Mute Swan
Cygnus olor
Family Anatidae
Subfamily Cygninae

The mute swan is an ornamental park swan that was originally brought to America for its aesthetic value.  Now well-established, it is the only member of the swan subfamily Cygninae regularly seen in New England.

Identifying Traits (both sexes):

  • Pure white plumage
  • Long, sinuous neck, usually held in an S-curve when swimming
  • Bright orange bill with a prominent black knob
  • Usually swims with wings held erect
  • Legs black; set far back on body
  • Large, black webbed feet
  • Juvenile: Predominantly dingy brown, bill pale pink
  • Size: 150 cm (60”)
  • Weight: 11 kg (25 lbs.)
Adult male  

Voice: The mute swan is, unsurprisingly, mute.  However, swans have been known to hiss when their nests or young are threatened, and their wingbeats make a musical whistling sound.

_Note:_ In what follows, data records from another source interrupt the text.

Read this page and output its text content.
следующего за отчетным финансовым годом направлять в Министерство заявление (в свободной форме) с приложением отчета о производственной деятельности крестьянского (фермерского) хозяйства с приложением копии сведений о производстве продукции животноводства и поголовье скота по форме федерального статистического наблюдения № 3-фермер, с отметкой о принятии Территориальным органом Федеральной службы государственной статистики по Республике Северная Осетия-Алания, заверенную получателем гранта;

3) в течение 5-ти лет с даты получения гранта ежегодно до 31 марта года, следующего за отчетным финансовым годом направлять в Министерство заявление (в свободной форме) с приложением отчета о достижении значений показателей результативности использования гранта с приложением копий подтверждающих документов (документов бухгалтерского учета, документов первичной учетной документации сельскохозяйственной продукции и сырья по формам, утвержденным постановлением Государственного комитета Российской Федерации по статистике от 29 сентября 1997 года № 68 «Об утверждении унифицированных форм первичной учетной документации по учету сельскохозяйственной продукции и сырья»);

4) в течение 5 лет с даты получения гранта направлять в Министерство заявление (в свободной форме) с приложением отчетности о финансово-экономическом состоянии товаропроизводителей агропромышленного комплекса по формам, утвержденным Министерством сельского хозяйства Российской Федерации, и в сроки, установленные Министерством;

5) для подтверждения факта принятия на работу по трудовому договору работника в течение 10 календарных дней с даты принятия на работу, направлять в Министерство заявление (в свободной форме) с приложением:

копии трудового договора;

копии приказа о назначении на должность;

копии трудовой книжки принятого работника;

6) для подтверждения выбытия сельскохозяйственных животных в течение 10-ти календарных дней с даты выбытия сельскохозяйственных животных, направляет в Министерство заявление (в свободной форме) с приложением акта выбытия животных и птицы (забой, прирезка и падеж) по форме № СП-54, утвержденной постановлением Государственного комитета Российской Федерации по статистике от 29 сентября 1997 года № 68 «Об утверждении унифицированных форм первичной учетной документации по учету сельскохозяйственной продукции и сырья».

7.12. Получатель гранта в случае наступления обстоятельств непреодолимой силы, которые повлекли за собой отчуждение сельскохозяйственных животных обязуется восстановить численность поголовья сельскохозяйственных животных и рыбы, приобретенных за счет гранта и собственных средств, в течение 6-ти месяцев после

Habitat: The mute swan lives in bodies of both fresh and salt water, including park ponds, coastal lagoons, and bays.

Range: The mute swan was introduced in the Northeast, and areas near the coast in Connecticut, Rhode Island, and Massachusetts comprise the majority of its New England range.

Interesting Facts: Except for a few special populations, every mute swan in the United Kingdom is property of the British monarch.